Als Gollum nun aber eifrig aufsprang, um den Hobbits den Weg nach Mordor zu weisen, war der Elb sich sicher, dass er zumindest heute noch treu bleiben würde. Zeit genug, um sich ein wenig umzusehen.

Langsam erhob er sich aus seiner Position. Dann befestigte er sein Schwert und rannte los. Ja,  in diesen Teilen der Emyl Muil war es möglich zu rennen. Vor allem, wenn man ein Elb war.

Schnell kletterte er eine Wand hinauf und ließ sich auf der anderen Seite hinabfallen. So kam er wesentlich zügiger voran als die Hobbits.
Elurín hatte das vermisst. Als Eluréd und er aus Mordor geflohen waren, hatten sie ebenfalls diesen Weg genommen.

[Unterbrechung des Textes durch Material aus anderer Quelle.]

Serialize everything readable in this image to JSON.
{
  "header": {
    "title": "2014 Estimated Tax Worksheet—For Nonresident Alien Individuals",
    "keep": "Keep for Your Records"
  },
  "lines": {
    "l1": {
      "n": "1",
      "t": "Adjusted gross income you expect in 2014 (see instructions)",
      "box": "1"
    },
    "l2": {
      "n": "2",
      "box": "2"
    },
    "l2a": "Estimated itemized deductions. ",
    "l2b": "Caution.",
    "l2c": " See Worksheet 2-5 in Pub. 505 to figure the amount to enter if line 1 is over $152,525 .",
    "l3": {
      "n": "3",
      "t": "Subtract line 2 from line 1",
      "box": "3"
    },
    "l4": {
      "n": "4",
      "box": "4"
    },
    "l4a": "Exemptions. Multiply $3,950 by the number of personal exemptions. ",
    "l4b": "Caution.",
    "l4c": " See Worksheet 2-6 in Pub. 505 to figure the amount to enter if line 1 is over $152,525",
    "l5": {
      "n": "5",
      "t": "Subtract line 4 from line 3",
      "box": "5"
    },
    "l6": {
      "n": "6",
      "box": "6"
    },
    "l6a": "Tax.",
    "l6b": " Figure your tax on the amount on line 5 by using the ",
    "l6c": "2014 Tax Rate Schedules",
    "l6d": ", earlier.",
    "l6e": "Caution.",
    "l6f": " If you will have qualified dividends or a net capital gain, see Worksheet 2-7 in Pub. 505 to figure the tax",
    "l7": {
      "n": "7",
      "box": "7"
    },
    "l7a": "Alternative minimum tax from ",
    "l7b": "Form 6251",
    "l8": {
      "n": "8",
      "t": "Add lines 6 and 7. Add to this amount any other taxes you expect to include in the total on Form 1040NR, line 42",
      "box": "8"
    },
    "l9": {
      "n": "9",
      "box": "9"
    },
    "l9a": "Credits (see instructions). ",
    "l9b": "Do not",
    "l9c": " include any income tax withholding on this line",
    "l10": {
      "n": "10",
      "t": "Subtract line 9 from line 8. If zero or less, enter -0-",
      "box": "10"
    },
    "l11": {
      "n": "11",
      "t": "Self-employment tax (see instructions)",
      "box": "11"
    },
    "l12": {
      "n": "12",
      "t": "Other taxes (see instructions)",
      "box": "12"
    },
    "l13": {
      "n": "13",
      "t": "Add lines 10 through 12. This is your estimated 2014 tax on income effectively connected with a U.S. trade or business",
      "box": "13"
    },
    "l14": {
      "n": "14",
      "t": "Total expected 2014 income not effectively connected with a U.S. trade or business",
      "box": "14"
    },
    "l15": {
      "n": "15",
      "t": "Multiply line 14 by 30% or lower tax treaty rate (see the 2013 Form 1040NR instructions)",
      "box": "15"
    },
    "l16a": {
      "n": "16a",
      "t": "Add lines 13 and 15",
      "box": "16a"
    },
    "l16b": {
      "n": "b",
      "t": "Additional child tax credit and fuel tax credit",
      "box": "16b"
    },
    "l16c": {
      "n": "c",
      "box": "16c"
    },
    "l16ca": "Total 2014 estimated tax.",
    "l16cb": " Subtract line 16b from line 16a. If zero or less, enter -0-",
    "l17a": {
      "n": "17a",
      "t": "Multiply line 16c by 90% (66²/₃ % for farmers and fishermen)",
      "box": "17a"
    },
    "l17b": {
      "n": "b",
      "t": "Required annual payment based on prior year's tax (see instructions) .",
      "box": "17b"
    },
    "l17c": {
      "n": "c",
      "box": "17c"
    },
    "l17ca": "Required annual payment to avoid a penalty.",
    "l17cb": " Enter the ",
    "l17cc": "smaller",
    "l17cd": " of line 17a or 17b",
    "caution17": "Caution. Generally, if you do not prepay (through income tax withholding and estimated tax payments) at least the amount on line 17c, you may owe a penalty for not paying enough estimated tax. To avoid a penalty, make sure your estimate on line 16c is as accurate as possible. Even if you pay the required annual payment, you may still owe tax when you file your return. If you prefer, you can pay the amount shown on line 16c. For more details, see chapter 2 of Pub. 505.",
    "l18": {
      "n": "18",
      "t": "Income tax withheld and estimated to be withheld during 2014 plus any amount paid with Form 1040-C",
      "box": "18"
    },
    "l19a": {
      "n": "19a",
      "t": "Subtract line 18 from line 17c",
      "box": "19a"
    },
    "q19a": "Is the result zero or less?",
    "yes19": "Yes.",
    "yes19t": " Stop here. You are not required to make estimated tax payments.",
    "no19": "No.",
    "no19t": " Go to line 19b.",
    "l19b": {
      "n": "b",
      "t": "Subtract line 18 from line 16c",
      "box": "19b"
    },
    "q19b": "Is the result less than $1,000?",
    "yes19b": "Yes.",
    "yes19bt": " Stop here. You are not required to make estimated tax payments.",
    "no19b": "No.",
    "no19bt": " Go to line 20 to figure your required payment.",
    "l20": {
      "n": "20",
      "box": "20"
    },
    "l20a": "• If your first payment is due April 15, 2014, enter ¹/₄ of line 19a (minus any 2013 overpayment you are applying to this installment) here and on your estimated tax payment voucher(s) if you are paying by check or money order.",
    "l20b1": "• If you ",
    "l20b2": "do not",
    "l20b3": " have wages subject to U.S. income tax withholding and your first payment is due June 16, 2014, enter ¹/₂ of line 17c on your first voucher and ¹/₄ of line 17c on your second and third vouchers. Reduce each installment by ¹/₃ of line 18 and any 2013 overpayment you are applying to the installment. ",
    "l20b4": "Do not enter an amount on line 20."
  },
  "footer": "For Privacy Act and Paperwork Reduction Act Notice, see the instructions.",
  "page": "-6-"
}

Da sie wussten, dass etwas im Norden passierte, hatte ihnen das den Umweg über Ithilien erspart. Was Eluréd wohl gerade tat? Hatte er Merry und Pippin gerettet? Oder war irgendetwas anderes geschehen, das niemand erwartet hätte?

Elurín kletterte über sein nächstes Hindernis und alle Gedanken wurden schlagartig hinweggefegt. Vor ihm erstreckte sich eine riesige Moorlandschaft, ekelhafter Gestank schlug ihm ins Gesicht.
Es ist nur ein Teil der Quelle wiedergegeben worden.